Prestation de haut vol et chute dans la pauvreté

Henriette Kläy

Se faire un chemin en tant que femme dans une profession masculine et mal­gré tous les codes de bienséance coûte beaucoup d’énergie, d’autant que les moyens qui permettraient de faciliter cette voie s'avèrent souvent contrepro­ductifs et finissent par annuler le succès obtenu.

Vivienne F. est née dans les années 1960, à une époque faite de renversement et de révolution. Elle a grandi dans l'esprit des années 68, esprit rebelle en contradiction totale avec la conception de la vie que se faisaient ses parents. Les frères et sœurs de Vivienne étant plutôt sages et obéissants, l'attention du père s’est principalement portée sur cette fille vivante et curieuse de toutes les expériences et nouveautés que lui offrait la vie. L'incompréhension mutuelle entraîne le plus souvent des méthodes éducatives brusques et des relations conflictuelles.

Un défi particulier

Vivienne a passé sa scolarité sans problème – du moins au niveau des matières. Rebelle dans l’âme, elle a plus de difficultés que les autres et les préoccupations futiles de ses camarades de classe l’ennuient. Ses branches préférées sont les arts appliqués et les travaux manuels, aussi décide-t-elle de se lancer dans un apprentis­sage de peintre en bâtiment – exception de taille pour une fille à l’époque. Malgré tout, elle réussit pour une fois à faire la fierté de son père. A force de se donner un air bourru et d’accomplir des travaux réputés difficiles, elle gagne le respect de ses collègues masculins qui l’admettent bientôt comme un compagnon à égalité et l’accueillent dans leur cercle d’hommes. Vivienne n’a que faire de la mode et des coquetteries, elle préfère de loin le sport et la bière les soirs de congé. Le climat sur un chantier n’est pas fait pour les chiffes molles, c’est bien connu, et jouer les durs lui était devenu naturel. Une façon de se protéger, et d’éviter les cercles conventionnels qui l’auraient de toute façon considérée le plus souvent comme une intruse.

Dur métier, faux amis

Avec le temps, la bière du vendredi soir est devenue la bière de toute la journée. Aux troubles de la santé vient s’ajouter une grossesse, ce qui rend définitivement impos­sible le travail dans la construction. Vivienne est mal entourée, son ami la bat – un scénario typique qui se répète sans cesse. Vivienne fait une fausse couche, après quoi elle est victime d’un accident: c’est la glissade finale vers l’abîme.

Refuges

Après l'apprentissage, elle a souvent séjourné sur une île ensoleillée de la Méditer­ranée. A l’époque, on pouvait encore sans problème y trouver des emplois tempo­raires qui permettaient de survivre. Mais Vivienne loupe de fait le passage à la pro­fessionnalité. Autre refuge, presque méditatif: les nœuds celtiques qu'elle recopiait ou ébauchait elle-même, comme pour trouver une issue dans les entrelacs compli­qués de sa vie.

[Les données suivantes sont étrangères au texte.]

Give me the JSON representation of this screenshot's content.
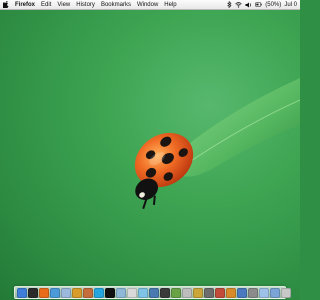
{
  "menubar": {
    "apple_icon": "apple-logo",
    "items": [
      {
        "label": "Firefox",
        "name": "menu-firefox",
        "app": true
      },
      {
        "label": "Edit",
        "name": "menu-edit"
      },
      {
        "label": "View",
        "name": "menu-view"
      },
      {
        "label": "History",
        "name": "menu-history"
      },
      {
        "label": "Bookmarks",
        "name": "menu-bookmarks"
      },
      {
        "label": "Window",
        "name": "menu-window"
      },
      {
        "label": "Help",
        "name": "menu-help"
      }
    ],
    "status": {
      "battery_percent": "(50%)",
      "clock": "Jul 0"
    }
  },
  "dock": {
    "icons": [
      {
        "name": "finder-icon",
        "color": "#3f7ed8"
      },
      {
        "name": "dashboard-icon",
        "color": "#2b2b2b"
      },
      {
        "name": "firefox-icon",
        "color": "#e96c1a"
      },
      {
        "name": "safari-icon",
        "color": "#4c9ad8"
      },
      {
        "name": "mail-icon",
        "color": "#9bb8dd"
      },
      {
        "name": "ichat-icon",
        "color": "#d89c2a"
      },
      {
        "name": "address-book-icon",
        "color": "#c66d3c"
      },
      {
        "name": "skype-icon",
        "color": "#25a6df"
      },
      {
        "name": "terminal-icon",
        "color": "#111111"
      },
      {
        "name": "preview-icon",
        "color": "#8fb7d6"
      },
      {
        "name": "ical-icon",
        "color": "#d9d9d9"
      },
      {
        "name": "itunes-icon",
        "color": "#7fc3e6"
      },
      {
        "name": "photo-icon",
        "color": "#4a7ab0"
      },
      {
        "name": "app-icon-12",
        "color": "#3b3b3b"
      },
      {
        "name": "app-icon-13",
        "color": "#6aa248"
      },
      {
        "name": "app-icon-14",
        "color": "#bdbdbd"
      },
      {
        "name": "app-icon-15",
        "color": "#c9a53a"
      },
      {
        "name": "app-icon-16",
        "color": "#6d6d6d"
      },
      {
        "name": "app-icon-17",
        "color": "#c24b3a"
      },
      {
        "name": "app-icon-18",
        "color": "#d88b2a"
      },
      {
        "name": "app-icon-19",
        "color": "#4b79c0"
      },
      {
        "name": "system-preferences-icon",
        "color": "#8b8b8b"
      },
      {
        "name": "documents-folder-icon",
        "color": "#9ec1e8"
      },
      {
        "name": "downloads-folder-icon",
        "color": "#7aa5d6"
      },
      {
        "name": "trash-icon",
        "color": "#c8c8c8"
      }
    ]
  }
}
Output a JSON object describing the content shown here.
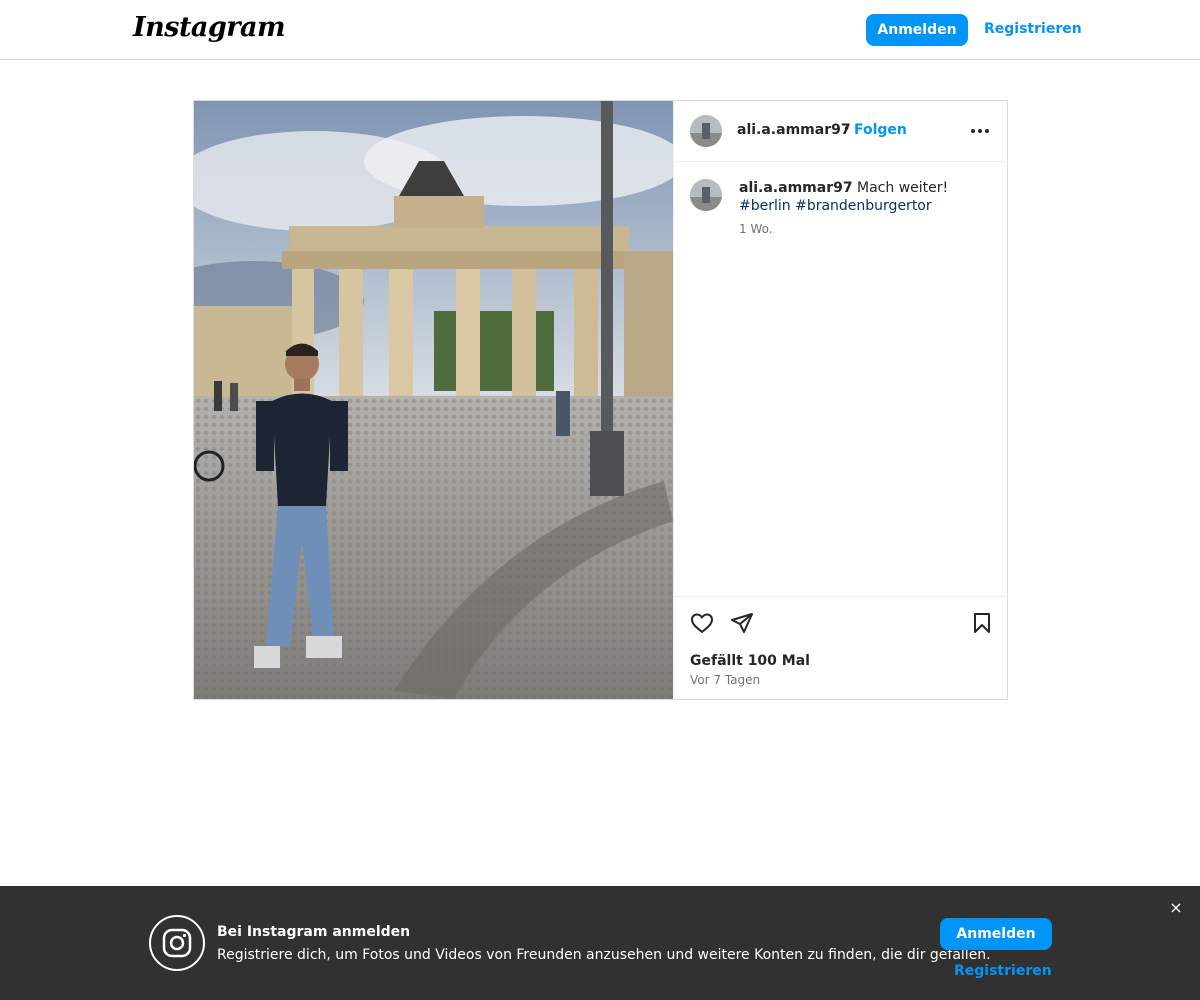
{
  "header": {
    "logo_text": "Instagram",
    "login_label": "Anmelden",
    "register_label": "Registrieren"
  },
  "post": {
    "username": "ali.a.ammar97",
    "separator": "•",
    "follow_label": "Folgen",
    "caption": {
      "username": "ali.a.ammar97",
      "text": "Mach weiter!",
      "hashtags": [
        "#berlin",
        "#brandenburgertor"
      ]
    },
    "relative_time": "1 Wo.",
    "likes_text": "Gefällt 100 Mal",
    "posted_ago": "Vor 7 Tagen"
  },
  "banner": {
    "title": "Bei Instagram anmelden",
    "text": "Registriere dich, um Fotos und Videos von Freunden anzusehen und weitere Konten zu finden, die dir gefallen.",
    "login_label": "Anmelden",
    "register_label": "Registrieren",
    "close_symbol": "×"
  },
  "colors": {
    "brand_blue": "#0095f6",
    "hashtag": "#00376b",
    "banner_bg": "#313131"
  },
  "icons": [
    "more-icon",
    "heart-icon",
    "share-icon",
    "bookmark-icon",
    "instagram-glyph-icon",
    "close-icon"
  ]
}
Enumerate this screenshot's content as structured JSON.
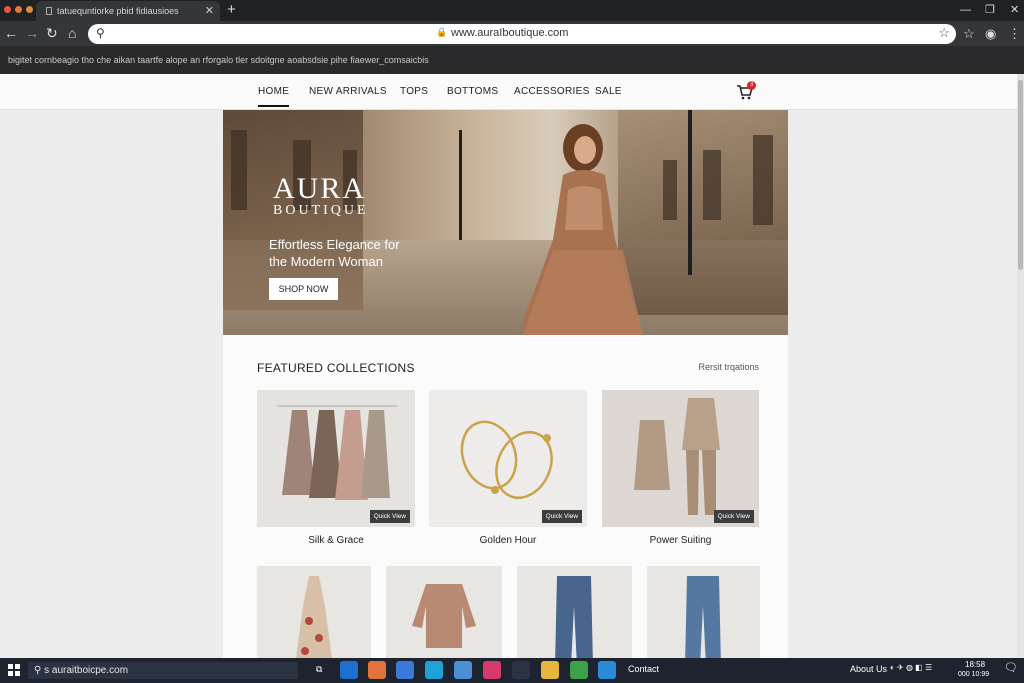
{
  "browser": {
    "tab_title": "tatuequntiorke pbid fidiausioes",
    "url": "www.auraIboutique.com",
    "bookmark_text": "bigitet cornbeagio tho che aikan taartfe alope an rforgalo tler sdoitgne aoabsdsie pihe fiaewer_comsaicbis"
  },
  "nav": {
    "items": [
      "HOME",
      "NEW ARRIVALS",
      "TOPS",
      "BOTTOMS",
      "ACCESSORIES",
      "SALE"
    ],
    "cart_count": "3"
  },
  "hero": {
    "brand_line1": "AURA",
    "brand_line2": "BOUTIQUE",
    "tagline": "Effortless Elegance for the Modern Woman",
    "cta": "SHOP NOW"
  },
  "featured": {
    "title": "FEATURED COLLECTIONS",
    "link": "Rersit trqations",
    "quick_view": "Quick View",
    "collections": [
      "Silk & Grace",
      "Golden Hour",
      "Power Suiting"
    ]
  },
  "taskbar": {
    "search_text": "s auraitboicpe.com",
    "contact": "Contact",
    "about": "About Us",
    "time": "18:58",
    "date": "000 10:99"
  },
  "colors": {
    "accent_badge": "#dd2222",
    "taskbar": "#1d2430",
    "chrome": "#35363a"
  }
}
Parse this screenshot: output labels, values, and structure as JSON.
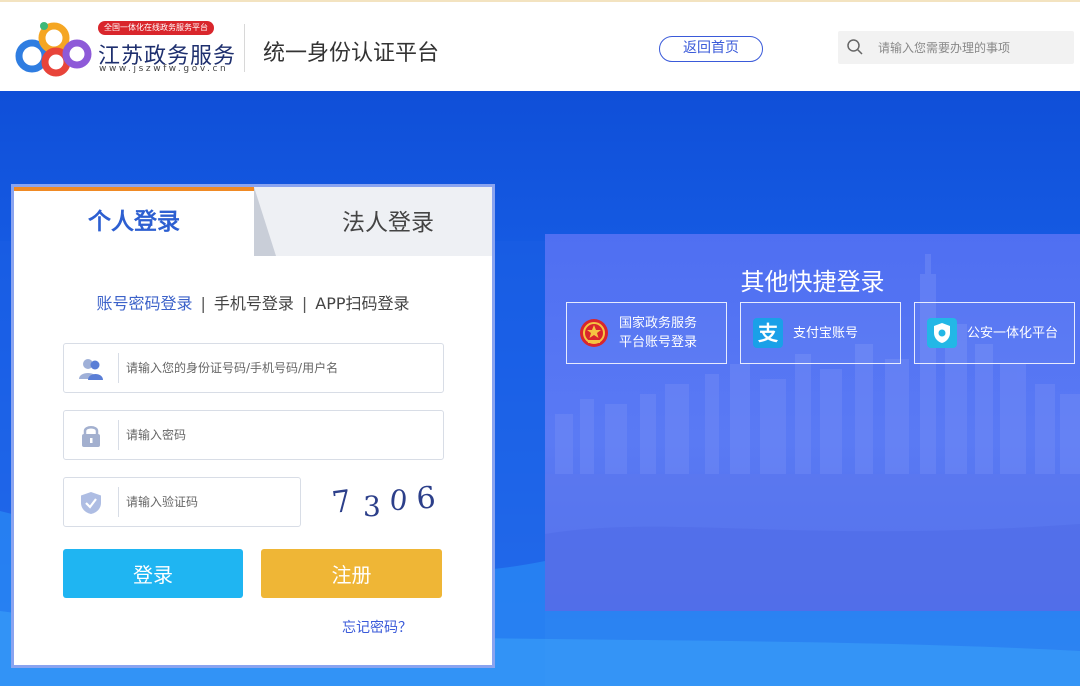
{
  "header": {
    "badge": "全国一体化在线政务服务平台",
    "brand_name": "江苏政务服务",
    "brand_url": "www.jszwfw.gov.cn",
    "platform_title": "统一身份认证平台",
    "home_button": "返回首页",
    "search_placeholder": "请输入您需要办理的事项"
  },
  "login": {
    "tabs": [
      {
        "label": "个人登录",
        "active": true
      },
      {
        "label": "法人登录",
        "active": false
      }
    ],
    "methods": [
      {
        "label": "账号密码登录",
        "active": true
      },
      {
        "label": "手机号登录",
        "active": false
      },
      {
        "label": "APP扫码登录",
        "active": false
      }
    ],
    "separator": "|",
    "fields": {
      "username_placeholder": "请输入您的身份证号码/手机号码/用户名",
      "password_placeholder": "请输入密码",
      "captcha_placeholder": "请输入验证码"
    },
    "captcha_text": "7306",
    "login_button": "登录",
    "register_button": "注册",
    "forgot_link": "忘记密码？"
  },
  "quick_login": {
    "title": "其他快捷登录",
    "options": [
      {
        "label": "国家政务服务\n平台账号登录",
        "icon": "national-emblem-icon"
      },
      {
        "label": "支付宝账号",
        "icon": "alipay-icon"
      },
      {
        "label": "公安一体化平台",
        "icon": "police-badge-icon"
      }
    ]
  },
  "colors": {
    "primary_blue": "#2d5fd1",
    "login_button": "#1fb5f2",
    "register_button": "#efb636",
    "tab_accent": "#f08a24",
    "hero_blue": "#1a5fe0"
  }
}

Inverser la spirale descendante

Malgré les rechutes, Vivienne est très appréciée dans son poste de travail en milieu protégé. Elle regrette néanmoins de ne plus avoir de responsabilité à assumer. Elle veut se libérer de l'alcool et prend à cœur toutes les possibilités d'aide qui lui sont offertes – un chemin difficile qu'elle n'aurait peut-être pas dû subir si elle avait bénéfi­cié dès le départ de soutien et de reconnaissance.